[lbo-talk] violent crime up

Ted Winslow egwinslow at rogers.com
Fri Jun 16 04:42:19 PDT 2006


Doug Henwood wrote:


> How's that? You have some examples that show both similiarities and
> differences. Similarity: lots of guns. Differences: on the
> dependent side, murders; on the independent side, imperial history,
> frontier culture, inequality, racial heterogeneity... You control
> for the similarities and try to see if the dissimilarities are
> significant. That sounds like standard stats to me.

This implicitly assumes that individuals are everywhere and always the same so that differences in behaviour are explainable solely by differences in circumstances.

What if, though, the character of individuals is the product of the social relations within which they develop and live? Then differences in e.g murder rates may express cross-cultural variations in character due to variations in these relations.
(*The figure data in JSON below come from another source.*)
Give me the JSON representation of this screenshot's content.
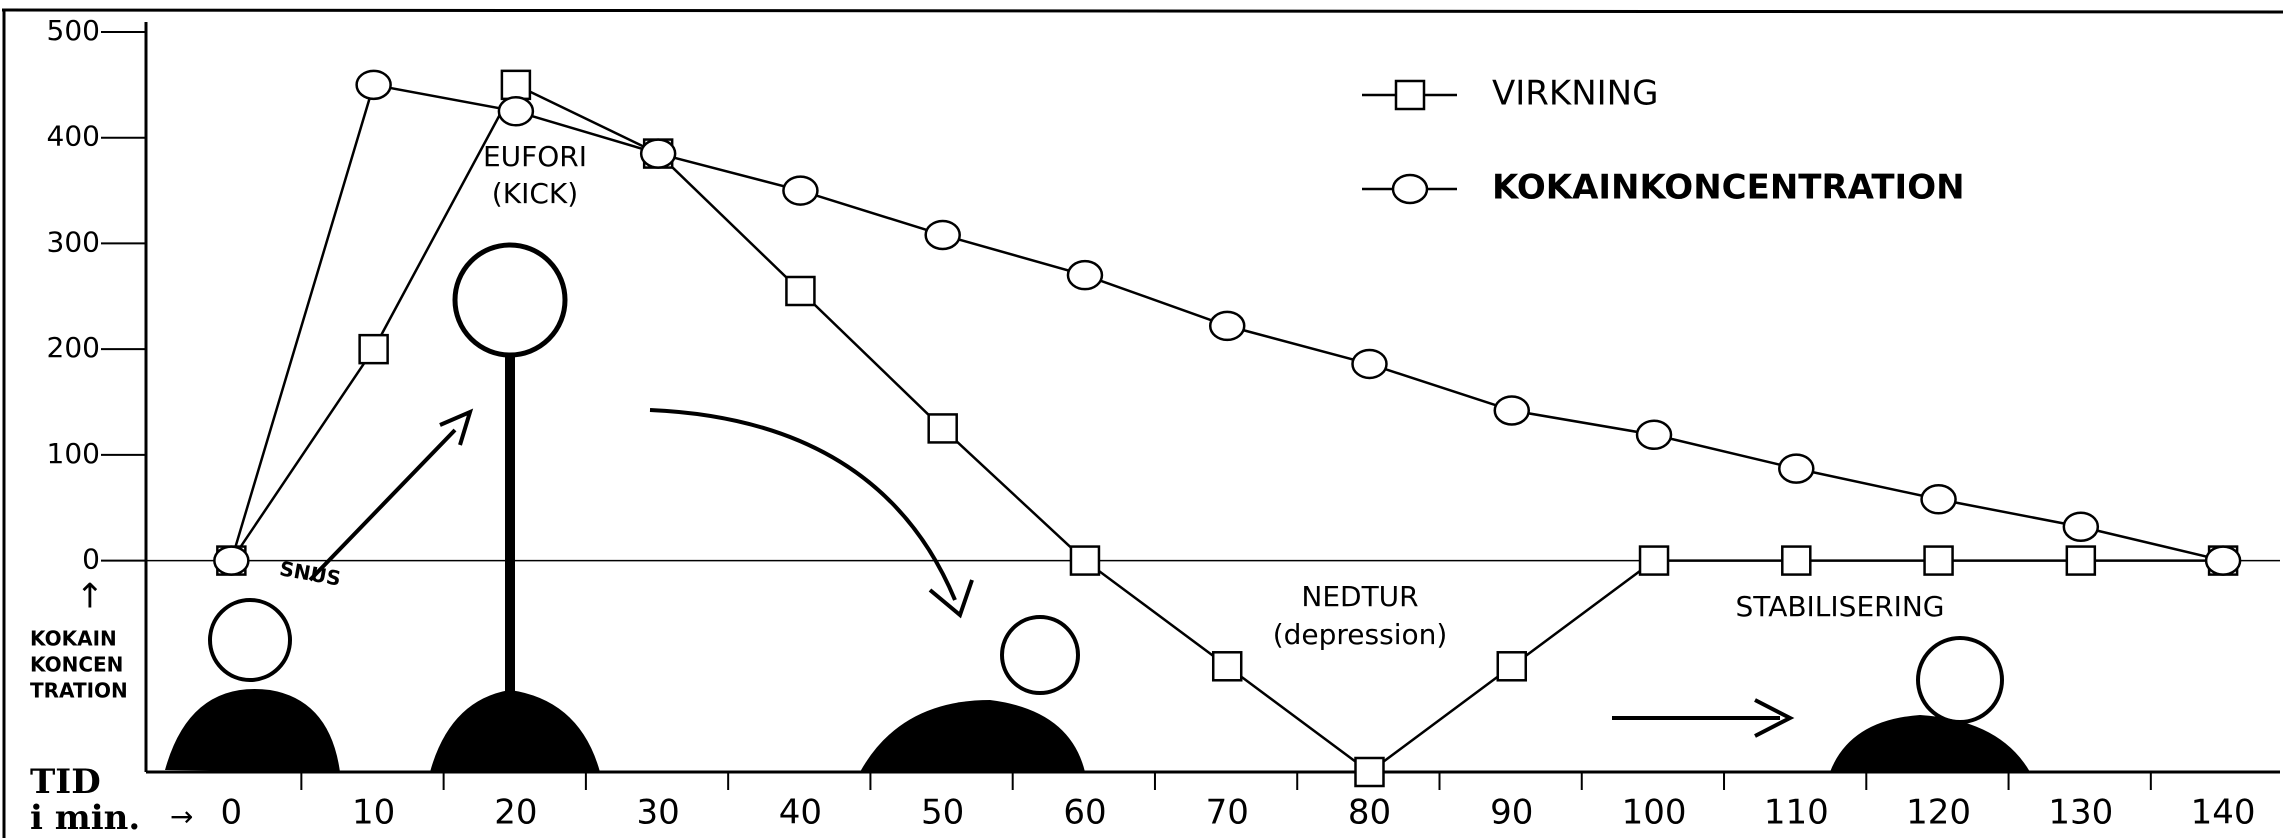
{
  "chart_data": {
    "type": "line",
    "x": [
      0,
      10,
      20,
      30,
      40,
      50,
      60,
      70,
      80,
      90,
      100,
      110,
      120,
      130,
      140
    ],
    "series": [
      {
        "name": "VIRKNING",
        "color": "#000000",
        "marker": "square",
        "values": [
          0,
          200,
          450,
          385,
          255,
          125,
          0,
          -100,
          -200,
          -100,
          0,
          0,
          0,
          0,
          0
        ]
      },
      {
        "name": "KOKAINKONCENTRATION",
        "color": "#000000",
        "marker": "circle",
        "values": [
          0,
          450,
          425,
          385,
          350,
          308,
          270,
          222,
          186,
          142,
          119,
          87,
          58,
          32,
          0
        ]
      }
    ],
    "xlim": [
      -6,
      144
    ],
    "xticks": [
      0,
      10,
      20,
      30,
      40,
      50,
      60,
      70,
      80,
      90,
      100,
      110,
      120,
      130,
      140
    ],
    "ylim": [
      -200,
      500
    ],
    "yticks": [
      0,
      100,
      200,
      300,
      400,
      500
    ],
    "y_label": [
      "KOKAIN",
      "KONCEN",
      "TRATION"
    ],
    "x_label": [
      "TID",
      "i min."
    ],
    "annotations": [
      "EUFORI",
      "(KICK)",
      "SNUS",
      "NEDTUR",
      "(depression)",
      "STABILISERING"
    ],
    "legend": "top-right"
  }
}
This is the source of "crime" emphasized by Marx:

"If man draws all his knowledge, sensation, etc., from the world of the senses and the experience gained in it, then what has to be done is to arrange the empirical world in such a way that man experiences and becomes accustomed to what is truly human in it and that he becomes aware of himself as man. If correctly understood interest is the principle of all morality, man’s private interest must be made to coincide with the interest of humanity. If man is unfree in the materialistic sense, i.e., is free not through the negative power to avoid this or that, but through the positive power to assert his true individuality, crime must not be punished in the individual, but the anti-social sources of crime must be destroyed, and each man must be given social scope for the vital manifestation of his being. If man is shaped by environment, his environment must be made human." <http://www.marxists.org/archive/marx/works/1845/holy-family/ ch06_3_d.htm>

The psychoanalytic explanation of character as expressing differing degrees of ego strength and integration, the degree depending to an important extent on the nature of the social relations within which individuals develop, is consistent with this. It also provides an explanation of variation in the tendency of given individuals to act out in terms of the effect on personality structure of the formation of a psychological group e.g. a lynch mob.